Justina Robson's "On Skybolt Mountain" gave me the feeling that the author was pantsing her way through without knowing what came next, and changed her mind several times about what kind of story it was and what was happening. The names at the beginning, and a few other details, give a nineteenth-century American frontier feel, but then we're in some kind of a sword-and-sorcery setting, and at the very end the witch becomes something else entirely with no foreshadowing that I could see.
I usually enjoy Nina Kiriki Hoffman's lyrical fantastica, and "Where Our Edges Lie" is no exception. It's similar, in many ways, to "The Dun Letter" earlier in the collection, and plays again with the "changeling" idea. Both stories make a similar point about holding onto relationships being the most important thing.
The same point is present in Frances Hardinge's "Devil's Bridge", an original idea well executed, again with a strong young female protagonist (I like those).

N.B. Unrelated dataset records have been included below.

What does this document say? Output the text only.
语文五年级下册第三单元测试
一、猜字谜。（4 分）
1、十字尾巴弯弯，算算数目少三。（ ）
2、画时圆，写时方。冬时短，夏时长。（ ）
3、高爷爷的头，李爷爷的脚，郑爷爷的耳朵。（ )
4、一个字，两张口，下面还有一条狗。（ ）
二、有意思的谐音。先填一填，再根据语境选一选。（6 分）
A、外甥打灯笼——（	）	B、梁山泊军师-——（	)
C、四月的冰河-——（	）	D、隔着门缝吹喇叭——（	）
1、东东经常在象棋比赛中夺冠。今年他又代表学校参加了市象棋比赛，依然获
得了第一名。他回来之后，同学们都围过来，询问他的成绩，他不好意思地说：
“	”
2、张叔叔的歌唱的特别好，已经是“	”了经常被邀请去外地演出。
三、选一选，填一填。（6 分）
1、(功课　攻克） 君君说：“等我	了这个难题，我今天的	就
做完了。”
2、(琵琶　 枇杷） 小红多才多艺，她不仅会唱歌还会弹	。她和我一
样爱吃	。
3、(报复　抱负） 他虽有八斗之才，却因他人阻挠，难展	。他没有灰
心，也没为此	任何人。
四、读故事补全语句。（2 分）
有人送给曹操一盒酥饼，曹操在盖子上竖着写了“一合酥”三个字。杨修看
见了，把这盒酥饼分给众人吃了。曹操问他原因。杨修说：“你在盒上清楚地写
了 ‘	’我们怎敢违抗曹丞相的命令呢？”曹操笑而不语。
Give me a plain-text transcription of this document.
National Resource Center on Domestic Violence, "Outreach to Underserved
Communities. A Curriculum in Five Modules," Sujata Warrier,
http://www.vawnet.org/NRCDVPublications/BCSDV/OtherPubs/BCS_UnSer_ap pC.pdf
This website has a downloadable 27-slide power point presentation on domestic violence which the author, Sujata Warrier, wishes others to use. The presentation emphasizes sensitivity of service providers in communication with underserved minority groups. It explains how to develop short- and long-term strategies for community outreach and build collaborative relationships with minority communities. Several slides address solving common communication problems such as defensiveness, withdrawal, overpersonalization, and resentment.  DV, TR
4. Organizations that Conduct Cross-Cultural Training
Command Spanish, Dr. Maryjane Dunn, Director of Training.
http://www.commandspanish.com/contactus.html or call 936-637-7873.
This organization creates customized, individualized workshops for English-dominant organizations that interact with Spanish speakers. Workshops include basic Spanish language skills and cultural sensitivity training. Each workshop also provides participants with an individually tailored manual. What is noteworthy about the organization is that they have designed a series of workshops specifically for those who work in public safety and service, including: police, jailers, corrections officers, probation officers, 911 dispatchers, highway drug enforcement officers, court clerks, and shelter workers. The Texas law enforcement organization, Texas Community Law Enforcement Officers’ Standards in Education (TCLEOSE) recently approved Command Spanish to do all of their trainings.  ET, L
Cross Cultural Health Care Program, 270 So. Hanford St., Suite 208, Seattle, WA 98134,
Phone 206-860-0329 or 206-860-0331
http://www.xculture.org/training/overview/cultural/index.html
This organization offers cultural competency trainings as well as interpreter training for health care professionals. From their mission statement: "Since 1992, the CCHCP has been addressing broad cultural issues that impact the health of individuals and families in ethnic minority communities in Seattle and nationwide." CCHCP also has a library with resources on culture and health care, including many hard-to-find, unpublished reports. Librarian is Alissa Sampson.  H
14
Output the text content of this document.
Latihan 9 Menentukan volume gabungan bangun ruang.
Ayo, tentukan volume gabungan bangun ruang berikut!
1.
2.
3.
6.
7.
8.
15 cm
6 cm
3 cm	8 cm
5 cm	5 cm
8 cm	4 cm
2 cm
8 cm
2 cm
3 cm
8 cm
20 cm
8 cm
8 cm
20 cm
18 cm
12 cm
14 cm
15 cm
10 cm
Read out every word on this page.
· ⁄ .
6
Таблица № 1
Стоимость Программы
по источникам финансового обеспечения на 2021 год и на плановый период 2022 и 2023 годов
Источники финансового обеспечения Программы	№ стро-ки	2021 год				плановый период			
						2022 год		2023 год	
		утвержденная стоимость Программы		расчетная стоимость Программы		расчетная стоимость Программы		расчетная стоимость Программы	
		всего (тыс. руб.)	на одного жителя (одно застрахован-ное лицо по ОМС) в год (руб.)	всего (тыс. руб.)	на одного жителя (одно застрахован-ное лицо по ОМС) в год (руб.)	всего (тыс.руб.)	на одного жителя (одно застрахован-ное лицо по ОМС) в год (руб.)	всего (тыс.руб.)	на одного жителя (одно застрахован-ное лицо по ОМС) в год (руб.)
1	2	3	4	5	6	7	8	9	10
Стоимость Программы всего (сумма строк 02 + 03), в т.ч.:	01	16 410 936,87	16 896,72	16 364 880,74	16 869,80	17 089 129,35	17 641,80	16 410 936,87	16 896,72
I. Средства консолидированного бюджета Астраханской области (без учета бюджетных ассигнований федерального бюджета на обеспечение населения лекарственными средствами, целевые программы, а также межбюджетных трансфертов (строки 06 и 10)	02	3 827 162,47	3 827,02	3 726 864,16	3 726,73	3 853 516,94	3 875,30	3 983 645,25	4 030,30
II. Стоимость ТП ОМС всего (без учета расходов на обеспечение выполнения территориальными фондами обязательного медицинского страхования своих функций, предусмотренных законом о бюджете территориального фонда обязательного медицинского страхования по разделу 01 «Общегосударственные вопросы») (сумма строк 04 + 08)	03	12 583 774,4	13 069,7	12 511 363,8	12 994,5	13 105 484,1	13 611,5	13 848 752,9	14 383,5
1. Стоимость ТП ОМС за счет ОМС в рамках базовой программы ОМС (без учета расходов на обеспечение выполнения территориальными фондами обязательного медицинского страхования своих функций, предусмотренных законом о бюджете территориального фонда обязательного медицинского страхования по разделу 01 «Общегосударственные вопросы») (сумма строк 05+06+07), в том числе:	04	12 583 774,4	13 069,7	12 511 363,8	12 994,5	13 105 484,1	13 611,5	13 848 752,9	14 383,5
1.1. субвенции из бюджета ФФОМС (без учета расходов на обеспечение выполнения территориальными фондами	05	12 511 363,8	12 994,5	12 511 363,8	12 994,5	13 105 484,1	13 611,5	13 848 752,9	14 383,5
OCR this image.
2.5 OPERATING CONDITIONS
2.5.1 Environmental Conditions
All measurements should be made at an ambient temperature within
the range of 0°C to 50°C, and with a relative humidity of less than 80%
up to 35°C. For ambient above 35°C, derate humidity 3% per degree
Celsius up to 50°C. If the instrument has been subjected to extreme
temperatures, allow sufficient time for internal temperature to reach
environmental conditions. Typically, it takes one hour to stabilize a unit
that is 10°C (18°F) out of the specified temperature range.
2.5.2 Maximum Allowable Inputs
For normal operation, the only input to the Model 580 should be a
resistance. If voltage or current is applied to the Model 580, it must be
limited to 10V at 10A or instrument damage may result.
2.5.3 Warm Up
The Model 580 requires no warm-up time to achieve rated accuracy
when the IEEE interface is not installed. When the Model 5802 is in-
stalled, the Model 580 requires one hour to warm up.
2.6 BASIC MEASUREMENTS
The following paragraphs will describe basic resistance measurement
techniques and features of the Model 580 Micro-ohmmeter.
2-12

Kaaron Warren's "The Nursery Corner" is one of several stories by Australian authors in the volume (the editor is also Australian), but the only one with an Australian setting. I'd call it light horror. Well done, but not really to my personal taste.
I didn't read all of the last two stories in the volume, since they took a horror or dark direction so early on and it seemed clear that they wouldn't be ones I'd enjoy. They are "Aberration" by Genevieve Valentine and "Ice in the Bedroom" by Robert Shearman.
So, out of the 14 stories in this volume, there were five that I straightforwardly enjoyed. There was one that I somewhat enjoyed but felt wasn't taking a fresh direction with the characters (the Nix), one that I quite liked but didn't love because the surrealism didn't give me enough to identify with (the Tidbeck), three that I considered well done but that were darker than I like, two that I thought weren't very well done, and two that lost my interest or willingness to follow along relatively early.
This collection confirms for me what I thought about the earlier Strahan anthology I reviewed: it's by an editor whose taste doesn't have a lot of overlap with mine, and I probably shouldn't pick up other anthologies which he edits. I'll miss out on a few good stories that way, but too few to make it worth wading through the others.